Thursday
Mar. 16, 2000
The Snowman
Poem: "The Snow Man" by Wallace Stevens from The Collected Poems of Wallace Stevens (Alfred A. Knopf).
On this day in 1850, THE SCARLET LETTER, BY NATHANIEL HAWTHORNE, WAS PUBLISHED in Boston, brought out by the publishing house Ticknor, Reed and Fields. Priced at 75 cents, it sold 6,000 copies in its first printing. Hawthorne made $450 from itby far the most he'd made from any book in his 22 years of writing. But although it made him famous and lifted him out of debt, it also made him unpopular in his hometown of Salem, Massachusetts.
In 1827 on this date, THE FIRST BLACK NEWSPAPER IN THE UNITED STATES was founded Freedom's Journal, produced on Varick Street in what is now Lower Manhattan, in New York City. Its editors were John and Samuel Cornish.

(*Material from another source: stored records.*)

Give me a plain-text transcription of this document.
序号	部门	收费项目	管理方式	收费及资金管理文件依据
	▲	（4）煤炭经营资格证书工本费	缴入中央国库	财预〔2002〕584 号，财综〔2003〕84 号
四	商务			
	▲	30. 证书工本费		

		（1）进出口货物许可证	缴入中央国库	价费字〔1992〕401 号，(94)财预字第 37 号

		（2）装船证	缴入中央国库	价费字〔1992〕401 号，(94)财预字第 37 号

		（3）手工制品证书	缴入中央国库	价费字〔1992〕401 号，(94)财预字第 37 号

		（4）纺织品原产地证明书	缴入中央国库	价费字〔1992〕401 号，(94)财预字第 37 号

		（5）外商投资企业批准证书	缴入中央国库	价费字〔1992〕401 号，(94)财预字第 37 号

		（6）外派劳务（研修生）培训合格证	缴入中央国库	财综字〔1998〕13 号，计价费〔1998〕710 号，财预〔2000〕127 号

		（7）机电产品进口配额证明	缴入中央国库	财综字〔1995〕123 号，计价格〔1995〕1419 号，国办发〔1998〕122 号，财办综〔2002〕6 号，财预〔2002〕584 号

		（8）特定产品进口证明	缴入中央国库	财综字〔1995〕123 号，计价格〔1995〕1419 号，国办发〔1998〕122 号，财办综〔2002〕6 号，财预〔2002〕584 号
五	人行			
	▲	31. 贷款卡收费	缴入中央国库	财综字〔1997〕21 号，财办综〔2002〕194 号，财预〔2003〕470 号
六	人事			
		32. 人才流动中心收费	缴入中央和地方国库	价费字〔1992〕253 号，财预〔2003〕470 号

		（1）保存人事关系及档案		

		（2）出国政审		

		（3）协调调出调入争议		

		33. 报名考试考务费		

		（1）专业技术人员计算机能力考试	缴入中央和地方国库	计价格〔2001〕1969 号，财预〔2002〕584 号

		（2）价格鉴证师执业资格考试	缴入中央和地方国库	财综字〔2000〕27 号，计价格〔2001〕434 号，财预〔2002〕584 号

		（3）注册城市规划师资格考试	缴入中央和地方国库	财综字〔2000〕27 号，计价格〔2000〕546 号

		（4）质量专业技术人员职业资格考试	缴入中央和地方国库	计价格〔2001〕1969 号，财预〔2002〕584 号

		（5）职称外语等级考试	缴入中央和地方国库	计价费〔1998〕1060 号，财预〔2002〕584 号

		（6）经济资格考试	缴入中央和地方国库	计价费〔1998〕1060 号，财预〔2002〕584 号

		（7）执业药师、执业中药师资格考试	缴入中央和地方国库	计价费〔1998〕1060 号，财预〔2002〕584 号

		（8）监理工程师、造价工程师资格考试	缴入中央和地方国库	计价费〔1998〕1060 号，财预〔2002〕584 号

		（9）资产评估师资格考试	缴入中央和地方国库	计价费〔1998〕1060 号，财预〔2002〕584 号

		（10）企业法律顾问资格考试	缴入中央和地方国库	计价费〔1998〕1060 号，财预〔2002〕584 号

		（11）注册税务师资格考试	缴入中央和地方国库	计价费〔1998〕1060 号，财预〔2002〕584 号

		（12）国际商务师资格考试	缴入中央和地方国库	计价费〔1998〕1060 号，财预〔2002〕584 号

On this day in 1798, THE FIRST CRUDE INOCULATION AGAINST SMALLPOX WAS PERFORMED by doctor Edward Jenner in Gloucestershire, England. He had noticed that dairy workers infected with the relatively mild disease cowpox later seemed to be immune to the far deadlier disease of smallpox. He took a 5-year-old boy named John Baker and inoculated him with 'matter' taken from a pustule on the hand of a man infected with cowpox. Two months later, when the doctor inoculated young Johnny with smallpox, the boy failed to develop the disease. But, even as fearsome as smallpox was, there was great resistance to Jenner's discovery. Nine years after Jenner's first experiment, Bavaria made the smallpox vaccination compulsory, and other nations followed.
It's the birthday of our fourth President, JAMES MADISON, born in Port Conway, Virginia (1751). Madison managed the Constitutional Convention of 1787, and served as Jefferson's Secretary of State. They worked well together, and in 1808 Madison succeeded Jefferson and continued his policies. He was the smallest man to serve as President, standing five-feet-four inches tall and weighing a hundred pounds.